The math syntax you use here is LaTeX.
23:47
@TedShifrin Sweet.
But, how different is LaTeX from Tex?
(And how does MetaFont fit in, or does it really?)
Knuth's TeX is the underlying engine. It's called Plain TeX. Then there's AMSTeX, LaTeX, etc. LaTeX allows the most flexibility for automatic numbering/referencing ... I never learned MetaFont, but people do make up their own fonts and import them to (La)TeX.
@TedShifrin That doesn't surprise me. I'm a pro with InDesign and Acrobat Pro, so I have some idea of the capabilities that I would want in a typesetting program. Anything that would be "quick to learn" I would expect to be woefully underfeatured. (Like markdown, which is great, but not for actual documents that you want to look good.)
my grandpa really liked math actually. He ended up dropping out of primary school (side effect of being poor/indigenous in early 20th century Brazil I guess) but ended up learning algebra from my mom later because it was the one thing he always wished he could do. @Ted, interestingly I didn't know about this until after I found out I liked math and apparently we share a lot of habits despite the fact that i only met him a few times
@TedShifrin Ah, so a key feature of LaTeX is cross-referencing/numbering? And that's not in TeX? That's sort of surprising, actually.
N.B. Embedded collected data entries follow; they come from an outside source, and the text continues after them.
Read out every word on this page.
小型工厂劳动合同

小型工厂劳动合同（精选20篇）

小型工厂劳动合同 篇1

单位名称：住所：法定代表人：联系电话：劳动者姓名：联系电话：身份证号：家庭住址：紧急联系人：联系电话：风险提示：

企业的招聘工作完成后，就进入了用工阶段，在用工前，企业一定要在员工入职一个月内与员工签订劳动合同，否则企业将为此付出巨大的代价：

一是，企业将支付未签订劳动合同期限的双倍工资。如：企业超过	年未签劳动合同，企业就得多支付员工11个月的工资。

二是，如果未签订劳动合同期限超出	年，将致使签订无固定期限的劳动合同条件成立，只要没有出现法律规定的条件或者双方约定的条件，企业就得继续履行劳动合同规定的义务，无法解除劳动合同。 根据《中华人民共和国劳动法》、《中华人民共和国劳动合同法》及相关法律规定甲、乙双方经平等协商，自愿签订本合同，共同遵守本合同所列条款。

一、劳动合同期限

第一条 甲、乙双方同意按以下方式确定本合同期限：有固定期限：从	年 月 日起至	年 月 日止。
Let me put it this way: is all valid Plain TeX also valid LaTeX? In other words is it a superset of features?
Correct. That was not in Knuth's original. But for articles/books, etc., it's highly useful.
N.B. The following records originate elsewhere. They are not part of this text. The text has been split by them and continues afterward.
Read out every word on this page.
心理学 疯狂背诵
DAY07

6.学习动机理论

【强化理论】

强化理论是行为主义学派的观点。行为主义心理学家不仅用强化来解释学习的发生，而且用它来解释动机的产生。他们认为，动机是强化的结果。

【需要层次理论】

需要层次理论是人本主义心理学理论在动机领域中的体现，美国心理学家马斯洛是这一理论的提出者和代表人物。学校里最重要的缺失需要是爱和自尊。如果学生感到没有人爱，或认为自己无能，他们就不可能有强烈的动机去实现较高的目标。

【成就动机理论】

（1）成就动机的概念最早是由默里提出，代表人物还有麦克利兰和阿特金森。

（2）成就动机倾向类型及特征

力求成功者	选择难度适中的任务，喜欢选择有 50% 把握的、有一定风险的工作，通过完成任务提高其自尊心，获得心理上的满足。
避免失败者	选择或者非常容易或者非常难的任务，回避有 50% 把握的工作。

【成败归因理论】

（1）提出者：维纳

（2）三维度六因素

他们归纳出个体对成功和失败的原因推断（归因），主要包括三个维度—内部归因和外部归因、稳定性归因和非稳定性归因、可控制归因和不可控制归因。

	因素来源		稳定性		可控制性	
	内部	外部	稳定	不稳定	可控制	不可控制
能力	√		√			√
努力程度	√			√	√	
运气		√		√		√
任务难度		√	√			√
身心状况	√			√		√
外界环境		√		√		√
@EricSilva: I had an elderly relative in Russia (my mom's mother's brother, I think) who was a mathematician. I corresponded with him once or twice in high school, but that was it.
23:51
@TedShifrin Yeah, that's why it's surprising it wasn't in the original—because he used it for his own books. I wonder if his pre-defined outlines had anything to do with that feature's absence (maybe he didn't need dynamic cross-referencing because he'd already written and numbered the entire outline for TAoCP).
I did my first book in AMSTeX and then realized that any revisions I needed to make required manual search/replace for exercise numbers/references, theorem numbers/references, etc. I quickly converted to LaTeX and never looked back.
finding extended family with similar interests kind of makes me wonder how much of these tendencies are influenced by genetics
In LaTeX you have a package for coffee stains. I think that's quite the unique selling point (There does not seem to be a good translation of "Alleinstellungsmerkmal")
Well, my sister followed my dad and mom into the music/art world, Eric.
Coffee stains? Das hab'ich nie gehört.
i think parents exert a big social influence so it's kind of hard to separate that from what might be genetic or w.e.
23:54
on the other hand, I'm the first of my family to do instanton Floer homology
@Mike I lol'd
First in my family, too, Mike.
so Floer homology is not genetic
Hysterical, Mathei!
23:55
"A lot of time can be saved by printing stains directly on the page rather than adding it manually."
3
@TedShifrin Thanks!
@TedShifrin So, LaTeX has comparable mathematical support to AMSTeX? Interesting.
There are various books and lots of stuff on-line. I bought three of the books years ago before the internet was a thing.
on the other hand I apparently have similar vocal ticks to my maternal grandfather, he was also a synesthete like me, etc etc, so it was weird for me to hear about all these similarities we apparently shared when i was like 16 and hadnt seen him in 10 years @Ted
Well, which part of the family did your cooking come from, Eric?
both i guess, my parents are both like incredible cooks
23:57
oh great
i don't have much interest in being conscious of my family history
i think both sides have created extensive charts idc about
Yeah, I've not ever done any of that.